Macro - parse argument type from input string

I am trying to define this function (with “Int” as a string argument) through a macro

function my_function_name(x::Int)
    return x*x+one(x)
end

Here is my best try (which fails).
I realize this MWE is not meaningful. In my use case, the body of the function will be different (i.e. a different calculation) based on the type of x (say the output is x^2 for Int32 and x^3 for UInt8).

macro myMacro(tt)
    name="my_function_name"    
    out= quote        
        function $(esc(Symbol(name)))(x::$tt)
            return x*x+one(x)
        end
    end #end quote
    return out
end

@macroexpand @myMacro("Int")

@myMacro("Int")

Does typeof() not help here?

typeof(x)==Int32 && output=x^2
typeof(x)==UInt8 && output=x^3

Not for my use case. Certainly I can do one(typeof(x)).
But for my actual use case, the macro pulls parameters from a dataframe generating a polynomial used in a hot inner loop. And these parameters will depend on the type of x.
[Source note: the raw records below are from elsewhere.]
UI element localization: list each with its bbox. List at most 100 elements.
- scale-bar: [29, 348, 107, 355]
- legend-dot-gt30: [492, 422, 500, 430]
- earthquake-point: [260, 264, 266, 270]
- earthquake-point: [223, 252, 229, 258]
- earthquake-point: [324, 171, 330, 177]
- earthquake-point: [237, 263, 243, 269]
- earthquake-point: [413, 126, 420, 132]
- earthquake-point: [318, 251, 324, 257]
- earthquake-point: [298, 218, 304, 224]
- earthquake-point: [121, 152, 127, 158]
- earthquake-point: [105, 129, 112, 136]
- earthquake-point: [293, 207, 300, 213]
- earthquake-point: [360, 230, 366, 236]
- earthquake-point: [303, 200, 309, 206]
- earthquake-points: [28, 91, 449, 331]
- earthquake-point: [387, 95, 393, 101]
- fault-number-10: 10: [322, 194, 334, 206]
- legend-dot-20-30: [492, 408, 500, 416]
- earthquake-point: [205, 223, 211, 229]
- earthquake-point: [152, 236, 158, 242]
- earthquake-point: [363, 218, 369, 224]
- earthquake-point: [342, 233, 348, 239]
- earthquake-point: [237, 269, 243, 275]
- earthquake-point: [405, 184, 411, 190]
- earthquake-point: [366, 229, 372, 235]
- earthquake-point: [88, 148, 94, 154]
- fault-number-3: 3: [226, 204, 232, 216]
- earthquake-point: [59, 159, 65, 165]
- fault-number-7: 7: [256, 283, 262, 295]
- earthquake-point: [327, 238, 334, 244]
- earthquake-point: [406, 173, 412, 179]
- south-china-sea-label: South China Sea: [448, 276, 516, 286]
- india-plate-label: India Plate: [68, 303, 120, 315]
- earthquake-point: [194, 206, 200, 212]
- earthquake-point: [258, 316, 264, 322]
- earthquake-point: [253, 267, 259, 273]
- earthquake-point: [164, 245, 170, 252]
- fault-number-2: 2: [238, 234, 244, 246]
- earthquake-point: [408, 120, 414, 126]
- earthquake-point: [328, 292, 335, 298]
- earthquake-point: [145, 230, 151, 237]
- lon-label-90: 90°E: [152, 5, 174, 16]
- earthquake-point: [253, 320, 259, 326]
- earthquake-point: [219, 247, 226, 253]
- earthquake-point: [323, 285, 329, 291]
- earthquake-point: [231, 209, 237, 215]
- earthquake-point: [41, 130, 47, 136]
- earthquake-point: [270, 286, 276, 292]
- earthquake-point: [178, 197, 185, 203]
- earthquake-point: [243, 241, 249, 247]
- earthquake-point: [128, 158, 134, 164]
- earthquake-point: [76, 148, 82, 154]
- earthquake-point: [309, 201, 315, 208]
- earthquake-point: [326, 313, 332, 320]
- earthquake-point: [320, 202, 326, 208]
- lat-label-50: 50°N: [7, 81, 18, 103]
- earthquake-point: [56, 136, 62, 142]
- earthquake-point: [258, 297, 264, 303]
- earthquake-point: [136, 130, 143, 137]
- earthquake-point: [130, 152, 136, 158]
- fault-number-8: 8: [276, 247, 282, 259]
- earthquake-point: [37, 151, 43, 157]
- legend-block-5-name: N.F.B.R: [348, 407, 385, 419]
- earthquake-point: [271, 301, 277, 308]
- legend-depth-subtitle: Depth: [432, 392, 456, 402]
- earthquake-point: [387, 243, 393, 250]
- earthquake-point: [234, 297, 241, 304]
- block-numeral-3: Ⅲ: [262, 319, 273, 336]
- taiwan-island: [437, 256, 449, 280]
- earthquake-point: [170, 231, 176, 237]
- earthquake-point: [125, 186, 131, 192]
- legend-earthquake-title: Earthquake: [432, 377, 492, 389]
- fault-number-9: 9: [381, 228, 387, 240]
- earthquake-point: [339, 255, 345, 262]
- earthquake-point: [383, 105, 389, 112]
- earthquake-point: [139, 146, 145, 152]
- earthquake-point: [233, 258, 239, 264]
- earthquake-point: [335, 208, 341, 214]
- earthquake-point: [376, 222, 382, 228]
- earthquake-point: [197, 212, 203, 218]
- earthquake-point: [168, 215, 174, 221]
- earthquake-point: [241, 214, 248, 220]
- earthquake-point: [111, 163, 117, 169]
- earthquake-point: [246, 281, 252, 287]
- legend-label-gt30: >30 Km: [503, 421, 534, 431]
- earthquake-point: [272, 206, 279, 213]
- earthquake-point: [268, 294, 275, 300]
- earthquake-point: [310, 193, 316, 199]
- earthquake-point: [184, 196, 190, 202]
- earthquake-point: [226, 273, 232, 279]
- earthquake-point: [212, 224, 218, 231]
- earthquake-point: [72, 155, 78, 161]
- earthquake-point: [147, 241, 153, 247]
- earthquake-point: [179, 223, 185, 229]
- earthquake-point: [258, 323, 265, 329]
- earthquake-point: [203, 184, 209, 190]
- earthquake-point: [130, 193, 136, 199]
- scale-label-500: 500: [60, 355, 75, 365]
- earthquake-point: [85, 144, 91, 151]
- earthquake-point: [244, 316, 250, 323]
Thus the body of the function will be different for each type of x.
I guess there might be other ways to approach my problem setting. But I would still like to know how (or if), I can write a macro which defines the function mentioned in my first snippet.

Ok. This does work.
I guess the question may come back to:
I can solve a problem by using “if then else”, a dictionary, multiple dispatch, …

Let us assume that I have 80 different types for which I have a different function body.
I wanted the functions to depend on the type of the input.
Certainly I can use 80 if conditions to achieve this. Would it be preferable over multiple dispatch?

You have to call your macro with a type, not a string, like this

julia> @myMacro Int
my_function_name (generic function with 1 method)

julia> my_function_name(3)
10

If you really want the macro to accept strings instead, you have to write your macro more like this:

macro myMacro(tt)
    name="my_function_name"    
    out= quote        
        function $(esc(Symbol(name)))(x::$(Meta.parse(tt)))
            return x*x+one(x)
        end
    end #end quote
    return out
end
2 Likes

Thank you.

I had a mixup with Base.parse and Meta.parse earlier today. I now realize that these are different functions.